Монета — 5

Август — сентябрь 1775 г. от Сошествия

Фаунтерра; Восточное море; Уиндли


Гордо величая себя владельцем секрета воздухоплавания, Хармон Паула имел в виду юридическую сторону дела: раз купил — значит, владею. Но с точки зрения грубой реальности, секреты находились в голове печного мастера Гортензия, а оная голова — в городке окрест Лаэма, за тысячу миль от Фаунтерры. Целый месяц письмо с законными требованиями Хармона будет идти к Гортензию, а еще через месяц вернется ответ, содержание коего можно предугадать. Мастер Гортензий имеет дела приятнее, чем переться за тридевять земель.

Хармон составил до крайности убедительное послание. Манил Гортензия деньгами и славой, сулил придворную службу, роскошные пенаты и место за столом императрицы. Также он пригрозил послать за мастером роту северных волков, если тот откажется приехать добровольно. Увесистое письмо было доставлено Весельчаком на почту и умчалось на юг. Днем позже Минерва приказала переместить столицу в Первую Зиму. Роберт Ориджин велел Хармону собираться на Север.

Купец не сдержался и чихнул от досады. В Первую-то Зиму Гортензия не заманишь, хоть все богатства мира обещай. «Обледенелый труп не согреется златом», — вот что ответит южанин. Хармон попросил у Роберта отпуск, чтобы быстренько съездить в Шиммери. Казначей ответил:

— Бывает.

Хармон взмолился добавить месяц сроку. Ведь дорога в Первую Зиму отнимет времечко, нельзя строить шар, пока едешь! На это ответил Сорок Два:

— Хармон Паула, вы просто не поняли своего счастья! От поездки в Первую Зиму дело только пойдет быстрее. По дороге составите чертежи — ведь тот, что на салфетке, никуда не годится. А как прибудем, работы вихрем полетят! Здесь, в столице — чиновники, бумажная волокита; а у нас — дел на агатку. Шар не к Сошествию, а уже к Изобилию взлетит!

Хармон только вздохнул. Выходит, строить придется самому. Как же это делается?

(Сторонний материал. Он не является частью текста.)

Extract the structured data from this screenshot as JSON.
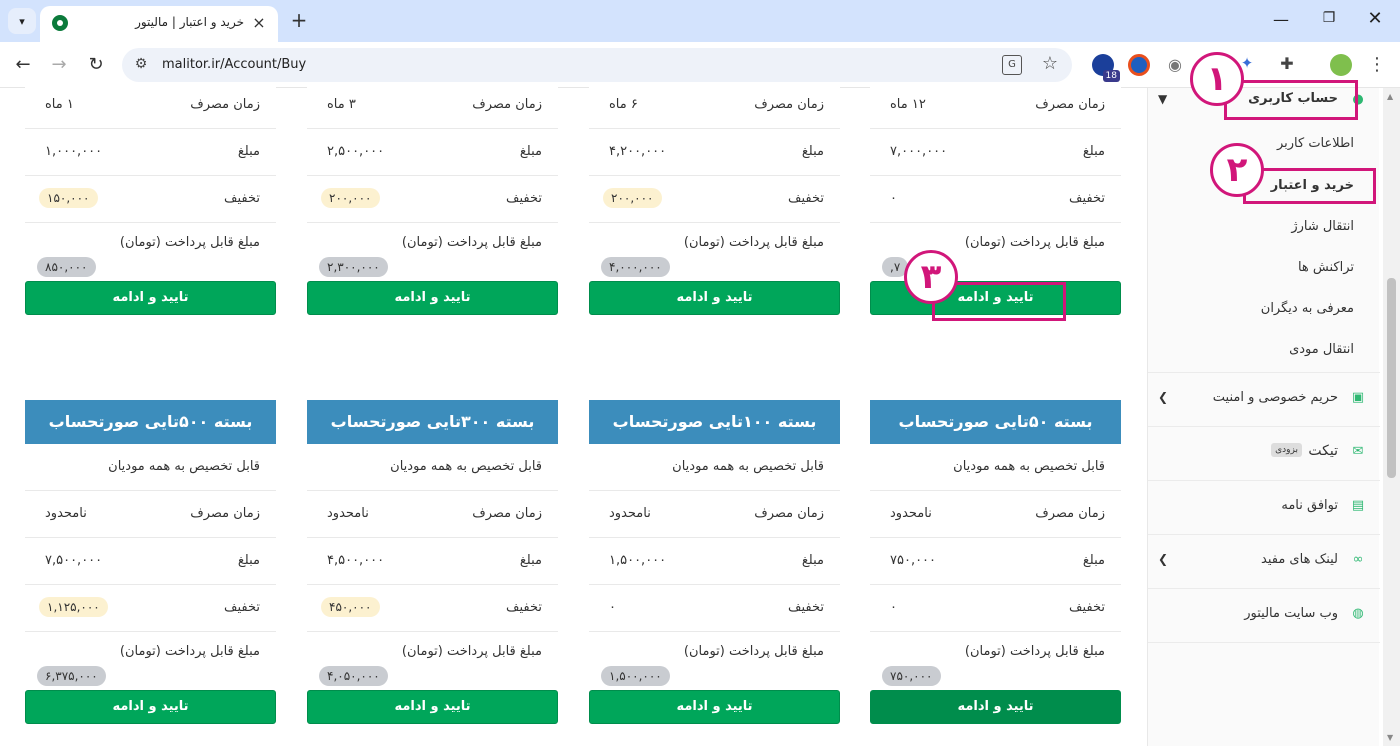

Нет, на самом деле, он помнил довольно много. В одном шаре горячий воздух, в другом — водород. Уже хорошо! Причем водород в верхнем, а воздух в нижнем, иначе бахнет. Вот и славненько! Водород делается из кислоты и опилок, а воздух греется над горелкой. Молодчина, Хармон Паула, голова! Вот только парочка мелких вопросов… Кислота нужна — какая? Разные ж есть. Горелку — где взять? Она была особенная, очень легкая. В Лаэме ее сделал мастер из Золотой гавани, а в Первой Зиме как?.. Потом, ткань для шаров пропитывали какой-то дрянью. Зачем — поди вспомни, но пропитывали точно! Материя сушилась, с нее капало и смердело на всю округу, кто-то даже жалобу подал. Кстати, а ткань была какая? Шелк али хлопок, али лен? Да, и вот еще. Гортензий говорил: очень важно соотношение веса корзины и объема шара. Чтобы поднять один фунт, нужно столько-то кубических футов водорода. Запомни, славный Хорам, в этом самая соль! Да, мастер Гортензий, непременно запомню…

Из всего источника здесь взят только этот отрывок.